A pobreza extrema caiu ao longo dos anos, a desigualdade também, mas ela vem caindo pouco desde 2006 – esse cenário só piorou nos últimos quatro anos. Ouço dos especialistas que tem mais a ver com o impacto assimétrico da recessão sobre os mais pobres. Parece claro que existem algumas dimensões que precisam ser repensadas ou reforçadas. Os investimentos em educação estão no topo da lista, mas são de longo prazo. Tenho batido bastante na tecla de que redução das desigualdades e crescimento têm de andar juntos. Existe uma imensa agenda de redução de desigualdades e aumento de mobilidade social que precisa ser posta em prática. E inclui a viabilização de investimentos em outras áreas sociais, como saúde, transporte urbano, saneamento, segurança.
• Se a volta do crescimento é importante para a redução da desigualdade, o que tem atrapalhado?
A minha visão é que prevalece um grau elevado de incerteza política, jurídica e até mesmo institucional que afeta decisões de longo prazo. E, como o espaço maior para investimento no Brasil parece ser o da infraestrutura, isso dificulta o deslanchar de projetos em uma área que já é, por natureza, muito difícil.
• Se os índices pioraram desde a recessão, a tendência é que eles voltem a melhorar, com o reaquecimento da economia?
Sim, por definição, seria bom. Mas mesmo que as coisas deem muito certo, serão décadas para recuperar o tempo que se perdeu e reduzir a distância que nos separa dos melhores padrões globais. E também é importante levar em conta as tensões sociais e políticas, que prejudicam a formulação de boas políticas. Não vejo o Bolsa Família como uma política de combate à recessão.
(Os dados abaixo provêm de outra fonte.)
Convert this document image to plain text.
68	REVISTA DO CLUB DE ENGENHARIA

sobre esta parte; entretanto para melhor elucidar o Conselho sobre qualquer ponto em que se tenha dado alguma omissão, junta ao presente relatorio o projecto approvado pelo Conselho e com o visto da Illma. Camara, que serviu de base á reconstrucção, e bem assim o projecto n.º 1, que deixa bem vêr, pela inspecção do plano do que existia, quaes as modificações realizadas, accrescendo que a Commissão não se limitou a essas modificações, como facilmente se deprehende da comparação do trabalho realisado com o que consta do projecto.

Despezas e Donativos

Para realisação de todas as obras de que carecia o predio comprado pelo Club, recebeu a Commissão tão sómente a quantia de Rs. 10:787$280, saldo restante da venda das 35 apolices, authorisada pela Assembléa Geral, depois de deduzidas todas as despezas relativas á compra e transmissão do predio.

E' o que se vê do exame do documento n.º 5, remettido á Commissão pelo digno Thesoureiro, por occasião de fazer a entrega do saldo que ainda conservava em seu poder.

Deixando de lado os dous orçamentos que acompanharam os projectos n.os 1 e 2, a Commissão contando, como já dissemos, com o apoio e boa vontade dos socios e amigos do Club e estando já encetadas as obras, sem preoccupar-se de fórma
Ninguém quer estar em recessão, mas isso, às vezes, permite respostas mais rápidas.
• O presidente da Câmara, Rodrigo Maia, disse que falta ao governo levar a questão da pobreza para o centro das discussões.
Sim, concordo. Esse deveria ser um foco permanente de atenção. O que acontece é que diferentes governos têm diferentes prioridades. O governo atual parece não ter esse tema como prioridade, eles parecem comprar uma ideia mais antiga de que tem de fazer crescer o bolo antes de distribuí-lo. Ou que o crescimento por si só vai resolver o problema. E outros, como eu, pensam que há muito espaço para agir em paralelo e que um lado reforça o outro.
• A falta de recursos públicos pode justificar a ação do governo?
É uma questão de estabelecer prioridades, pois a falta de recursos é real. Especialistas em políticas sociais dizem que existe um problema de gestão e que repensar a maneira de gastar os recursos teria um impacto de primeira ordem. É um ponto de vista que precisa ser considerado, sobretudo quando o Estado brasileiro está em situação fiscal tão precária, do lado das suas finanças.
• A ideia que o governo Bolsonaro já considerou, de não reajustar o salário mínimo, poderia frear a redução da pobreza e da desigualdade?
Quem analisa no detalhe o papel do salário mínimo, reconhece que o aumento dele foi muito importante ao longo de mais de 20 anos. No entanto, como política social, existem também custos. Fica essa questão. Outro tema delicado, quase censurado, é a questão da informalidade, que merece mais discussão. Falta uma análise aberta e honesta dessa questão. Ter 50% das pessoas desempregadas ou empregadas na informalidade é um problema social e de produtividade gravíssimo. É inevitável analisar isso de uma maneira desapaixonada. Não é justo governar só para os que estão empregados na economia formal e pertencem a sindicatos, que são mais fortes e cuidam mais dos seus. Como ficam os outros? Isso é debatido na academia, mas não vejo esse tema chegando à política.